We have undertaken a study of Kerala, Tamilnadu, Karnataka
and Andhra because they are near and share some common characteristics
whereas it would not be fair to compare Kerala with UP because
they are poles apart although belonging to the same country.
The population in Kerala is half the population of Andhra
Pradesh. Per capita income is next only to Tamilnadu and much
higher than Andhra Pradesh. Losses in power demand is 19 percent
in Tamilnadu while other states have corrected. Per capita
energy consumption in Kerala is 305 units which is the lowest.

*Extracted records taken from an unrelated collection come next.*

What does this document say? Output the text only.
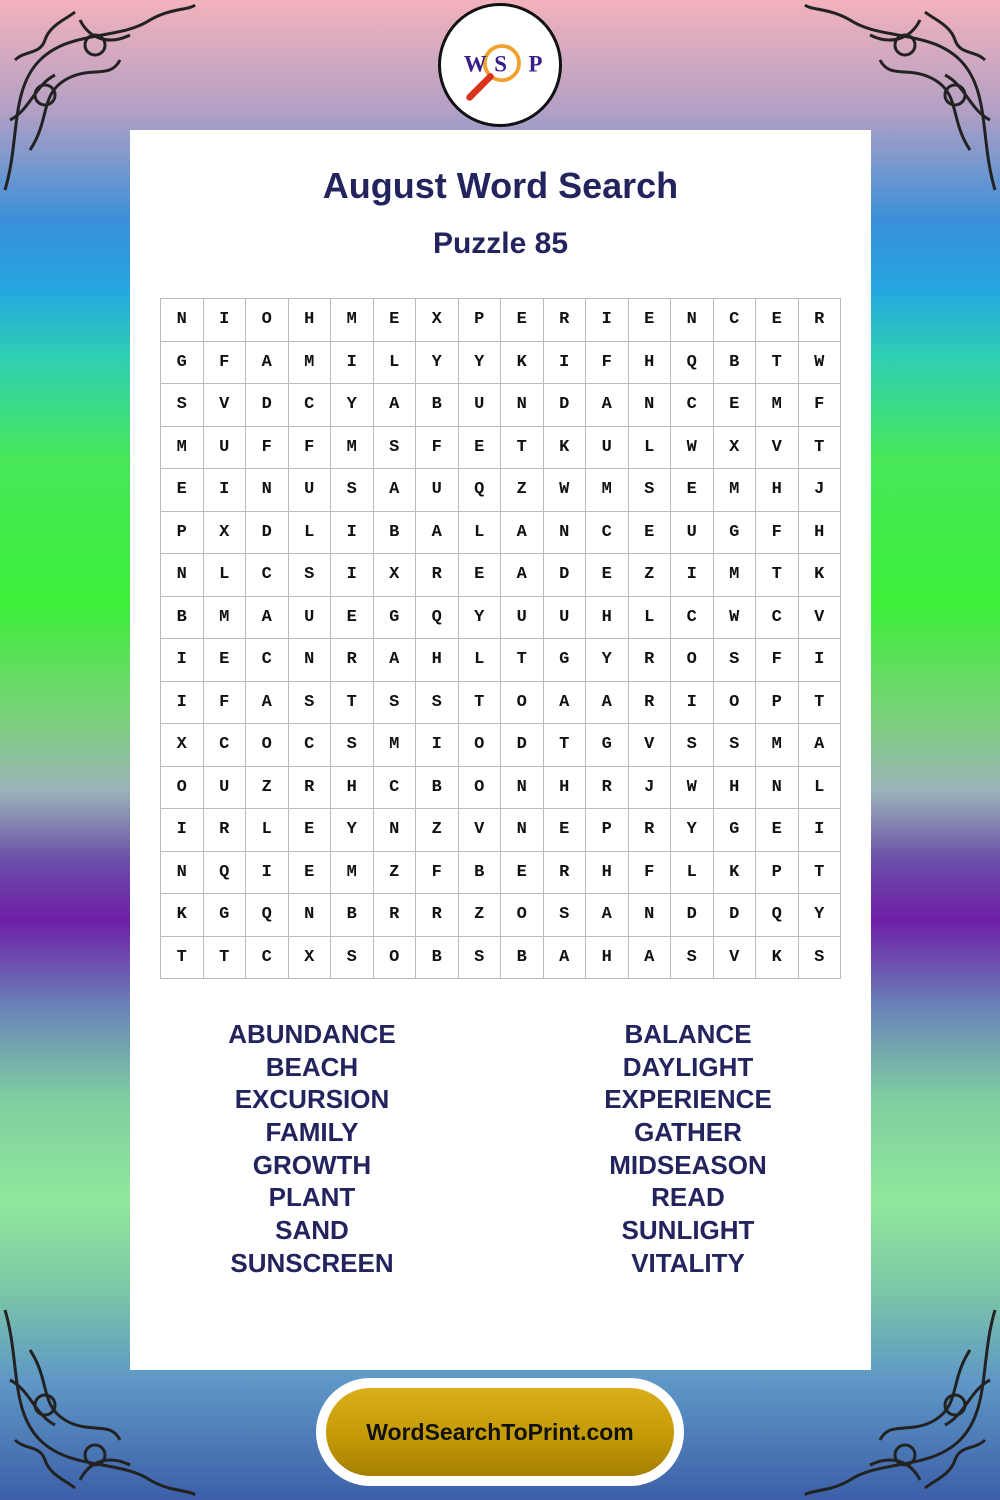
W S P
August Word Search
Puzzle 85
N	I	O	H	M	E	X	P	E	R	I	E	N	C	E	R
G	F	A	M	I	L	Y	Y	K	I	F	H	Q	B	T	W
S	V	D	C	Y	A	B	U	N	D	A	N	C	E	M	F
M	U	F	F	M	S	F	E	T	K	U	L	W	X	V	T
E	I	N	U	S	A	U	Q	Z	W	M	S	E	M	H	J
P	X	D	L	I	B	A	L	A	N	C	E	U	G	F	H
N	L	C	S	I	X	R	E	A	D	E	Z	I	M	T	K
B	M	A	U	E	G	Q	Y	U	U	H	L	C	W	C	V
I	E	C	N	R	A	H	L	T	G	Y	R	O	S	F	I
I	F	A	S	T	S	S	T	O	A	A	R	I	O	P	T
X	C	O	C	S	M	I	O	D	T	G	V	S	S	M	A
O	U	Z	R	H	C	B	O	N	H	R	J	W	H	N	L
I	R	L	E	Y	N	Z	V	N	E	P	R	Y	G	E	I
N	Q	I	E	M	Z	F	B	E	R	H	F	L	K	P	T
K	G	Q	N	B	R	R	Z	O	S	A	N	D	D	Q	Y
T	T	C	X	S	O	B	S	B	A	H	A	S	V	K	S
ABUNDANCE
BEACH
EXCURSION
FAMILY
GROWTH
PLANT
SAND
SUNSCREEN
BALANCE
DAYLIGHT
EXPERIENCE
GATHER
MIDSEASON
READ
SUNLIGHT
VITALITY
WordSearchToPrint.com
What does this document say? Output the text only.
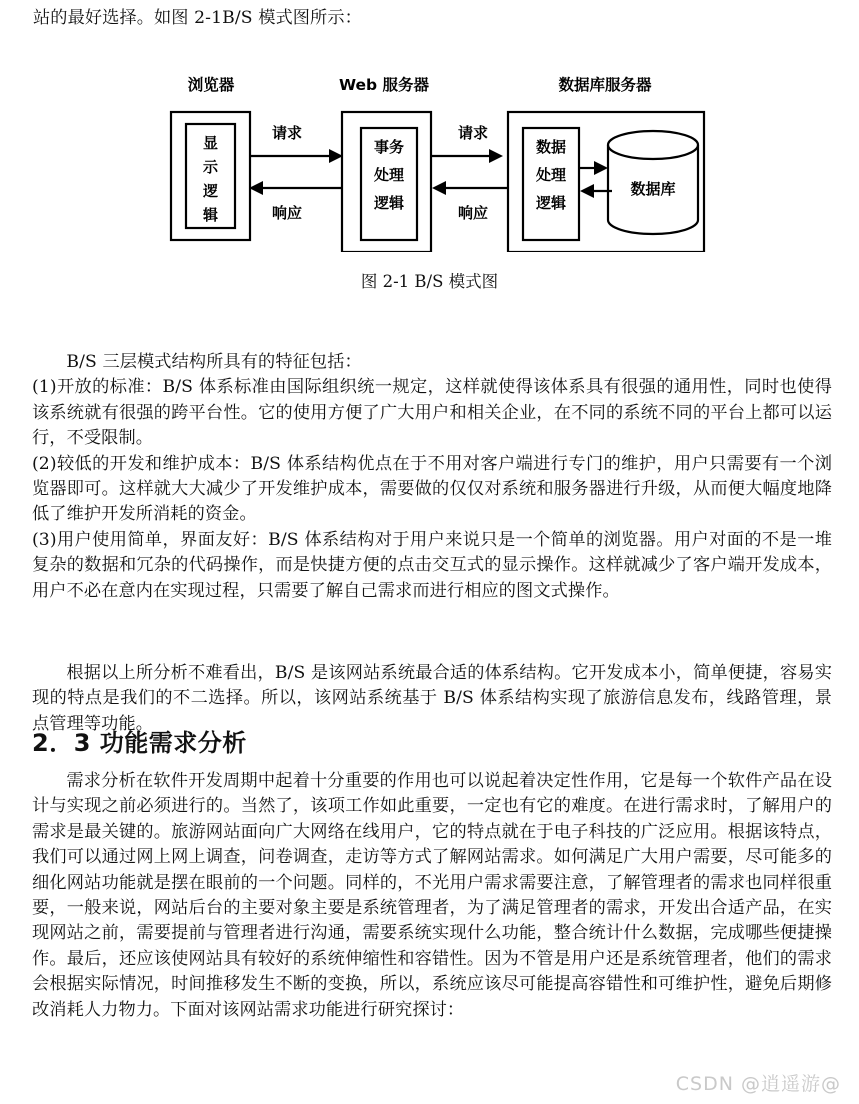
站的最好选择。如图 2-1B/S 模式图所示：

浏览器
显
示
逻
辑
请求
响应
Web 服务器
事务
处理
逻辑
请求
响应
数据库服务器
数据
处理
逻辑
数据库
图 2-1 B/S 模式图

B/S 三层模式结构所具有的特征包括：

(1)开放的标准：B/S 体系标准由国际组织统一规定，这样就使得该体系具有很强的通用性，同时也使得该系统就有很强的跨平台性。它的使用方便了广大用户和相关企业，在不同的系统不同的平台上都可以运行，不受限制。

(2)较低的开发和维护成本：B/S 体系结构优点在于不用对客户端进行专门的维护，用户只需要有一个浏览器即可。这样就大大减少了开发维护成本，需要做的仅仅对系统和服务器进行升级，从而便大幅度地降低了维护开发所消耗的资金。

(3)用户使用简单，界面友好：B/S 体系结构对于用户来说只是一个简单的浏览器。用户对面的不是一堆复杂的数据和冗杂的代码操作，而是快捷方便的点击交互式的显示操作。这样就减少了客户端开发成本，用户不必在意内在实现过程，只需要了解自己需求而进行相应的图文式操作。

根据以上所分析不难看出，B/S 是该网站系统最合适的体系结构。它开发成本小，简单便捷，容易实现的特点是我们的不二选择。所以，该网站系统基于 B/S 体系结构实现了旅游信息发布，线路管理，景点管理等功能。

2．3 功能需求分析

需求分析在软件开发周期中起着十分重要的作用也可以说起着决定性作用，它是每一个软件产品在设计与实现之前必须进行的。当然了，该项工作如此重要，一定也有它的难度。在进行需求时，了解用户的需求是最关键的。旅游网站面向广大网络在线用户，它的特点就在于电子科技的广泛应用。根据该特点，我们可以通过网上网上调查，问卷调查，走访等方式了解网站需求。如何满足广大用户需要，尽可能多的细化网站功能就是摆在眼前的一个问题。同样的，不光用户需求需要注意，了解管理者的需求也同样很重要，一般来说，网站后台的主要对象主要是系统管理者，为了满足管理者的需求，开发出合适产品，在实现网站之前，需要提前与管理者进行沟通，需要系统实现什么功能，整合统计什么数据，完成哪些便捷操作。最后，还应该使网站具有较好的系统伸缩性和容错性。因为不管是用户还是系统管理者，他们的需求会根据实际情况，时间推移发生不断的变换，所以，系统应该尽可能提高容错性和可维护性，避免后期修改消耗人力物力。下面对该网站需求功能进行研究探讨：

CSDN @逍遥游@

It is a combination of industry and domestic consumption that
keeps the total consumption going. Irrigation pumps installed
in Kerala is much less at 405. Domestic consumption is 46
percent of the total consumption which means more power goes
to the people than in productive sectors. The number of houses
electrified in Kerala is 67 percent while in the rest of South
India it is 70 percent. So on the one hand we have the rate
of consumption in domestic sector high but the number of houses
electrified is low. And the major point to be noted is that
industrial consumption is low. In the commercial category,
the scene is a little unnerving because consumption per consumer
in shops, hotels and other commercial establishments is 70-80
units per month. I can’t understand why it is low. In
agriculture, power is not used for irrigation but to drain
water after cultivation. Among industrial units, the High
Tension customers have been been provided with a tariff that
is lower than the average rate for all consumers. Consistently,
HT industries have been underpriced in Kerala.
Historically, HT was underpriced to attract new investment.

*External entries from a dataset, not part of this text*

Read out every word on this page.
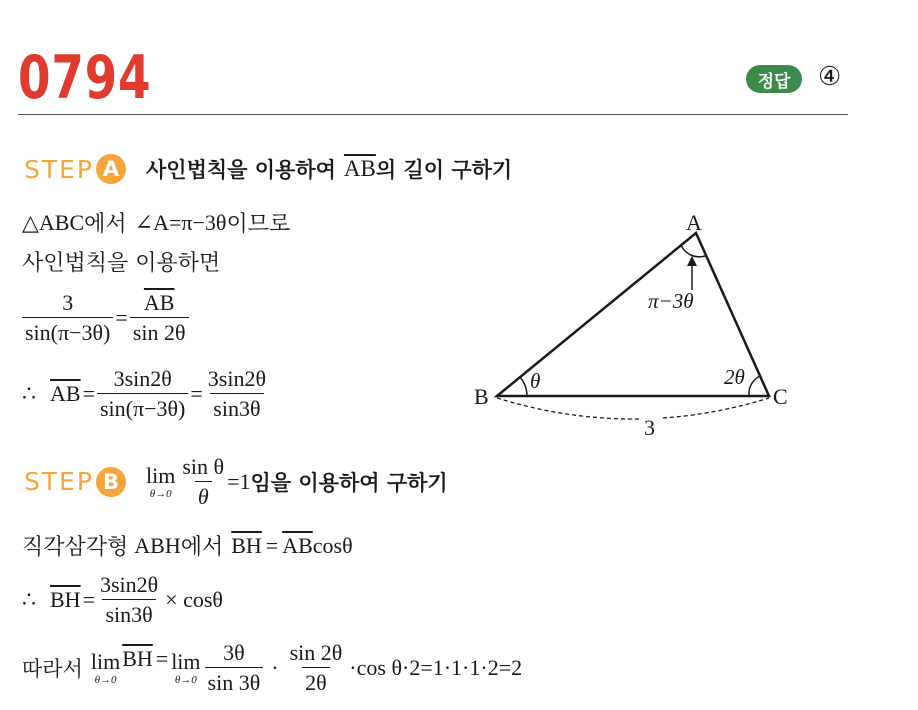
0794	정답	④
STEP A	사인법칙을 이용하여 $\overline{AB}$ 의 길이 구하기
△ABC 에서 ∠A=π−3θ 이므로
사인법칙을 이용하면
$\frac{3}{\sin(\pi-3\theta)} = \frac{\overline{AB}}{\sin 2\theta}$
∴ $\overline{AB} = \frac{3\sin 2\theta}{\sin(\pi-3\theta)} = \frac{3\sin 2\theta}{\sin 3\theta}$
A
B	C
π−3θ
θ	2θ
3
STEP B	lim
$\theta\to 0 \frac{\text{sin θ}}{\theta} =1$ 임을 이용하여 구하기
직각삼각형 ABH 에서 $\overline{BH} = \overline{AB}$ cosθ
∴ $\overline{BH} = \frac{3\sin 2\theta}{\sin 3\theta} \times \cos\theta$
따라서 lim
θ→0
$\overline{BH} = \lim$
$\theta\to 0 \frac{3\theta}{\sin 3\theta} \cdot \frac{\sin 2\theta}{2\theta} \cdot\cos$ θ·2=1·1·1·2=2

Many states have gone out of this historical trend in the
1990’s by increasing the rates for industry but not
Kerala may be because of the poor response from new investors
to set up industry. Three lakh new connections have been added
and average rate has risen from 60 to 81 paise. In HT , the
board tried to increase the price from 1.30 per unit to Rs
1.65 per unit and 1.65 to 2.22 per unit but the average rate
is much higher. Industrial tariff in Kerala is only 20 paise
more than the other consumers but in other states it is 200
percent more. In 1995-96, the State had already a small base
of high paying consumers. Traditional high paying consumers
like HT were not high paying consumers in Kerala. Commercial
and domestic who constitute low paying customers had recorded
11 percent growth in consumption. After the tariff corrections
made in 2001, the consumption growth fell to 7.8 percent.

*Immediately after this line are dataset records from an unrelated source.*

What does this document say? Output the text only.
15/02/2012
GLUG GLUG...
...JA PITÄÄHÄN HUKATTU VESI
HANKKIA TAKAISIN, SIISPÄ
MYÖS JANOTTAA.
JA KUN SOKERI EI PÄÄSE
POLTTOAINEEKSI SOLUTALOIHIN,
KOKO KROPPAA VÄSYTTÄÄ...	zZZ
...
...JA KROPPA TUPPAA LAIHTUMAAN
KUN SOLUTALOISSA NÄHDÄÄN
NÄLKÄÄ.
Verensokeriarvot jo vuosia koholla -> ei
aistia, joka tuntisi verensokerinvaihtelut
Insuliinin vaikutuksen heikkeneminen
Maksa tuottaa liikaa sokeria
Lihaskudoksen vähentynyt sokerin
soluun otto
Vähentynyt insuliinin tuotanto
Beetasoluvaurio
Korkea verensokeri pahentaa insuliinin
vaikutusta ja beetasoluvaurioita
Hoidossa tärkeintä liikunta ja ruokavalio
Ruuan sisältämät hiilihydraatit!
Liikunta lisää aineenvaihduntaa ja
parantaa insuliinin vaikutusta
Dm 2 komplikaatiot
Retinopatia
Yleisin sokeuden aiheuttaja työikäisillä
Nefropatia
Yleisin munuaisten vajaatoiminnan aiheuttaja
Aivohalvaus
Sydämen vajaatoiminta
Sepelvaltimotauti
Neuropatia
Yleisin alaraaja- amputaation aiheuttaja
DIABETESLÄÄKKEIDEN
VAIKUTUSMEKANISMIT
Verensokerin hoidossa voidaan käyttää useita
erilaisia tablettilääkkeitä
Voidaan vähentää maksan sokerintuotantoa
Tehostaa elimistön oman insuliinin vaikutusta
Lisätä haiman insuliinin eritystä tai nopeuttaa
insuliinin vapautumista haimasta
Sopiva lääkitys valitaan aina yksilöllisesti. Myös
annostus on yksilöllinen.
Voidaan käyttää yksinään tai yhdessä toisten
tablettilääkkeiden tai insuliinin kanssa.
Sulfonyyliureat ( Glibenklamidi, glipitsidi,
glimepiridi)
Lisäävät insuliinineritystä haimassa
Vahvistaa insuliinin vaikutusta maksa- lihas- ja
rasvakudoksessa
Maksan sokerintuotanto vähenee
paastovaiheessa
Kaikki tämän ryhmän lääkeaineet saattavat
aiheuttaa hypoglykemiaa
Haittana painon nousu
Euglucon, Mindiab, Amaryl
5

HT-EHT consumption rate has come down from 3 percent to 1.23
percent.
Kerala has been recording a mandatory return of three percent
a year. In terms of average tariff correction , Kerala has
done well. You can’t do more. The subsidy required from
the government to make up this three percent return is Rs
1315 cr. What used to be Rs 2 lakh has come upto Rs 278 cr
in 1996-97 and Rs 321 cr in 2001. This has now come up to
Rs 1313 cr. That is when tariff correction became absolutely
necessary. Evan after correction the subsidy required for
meeting the 3 percetn return is 1318 crore. This goes towards
meeting the revenue expenditure and is not used for developmental
purposes. The revenue from sale of power has shown a healthy
increase. Total increase has been growing.Expenditure has
been growing faster, instead of making a three percent return,
KSEB is making a three percent negative return.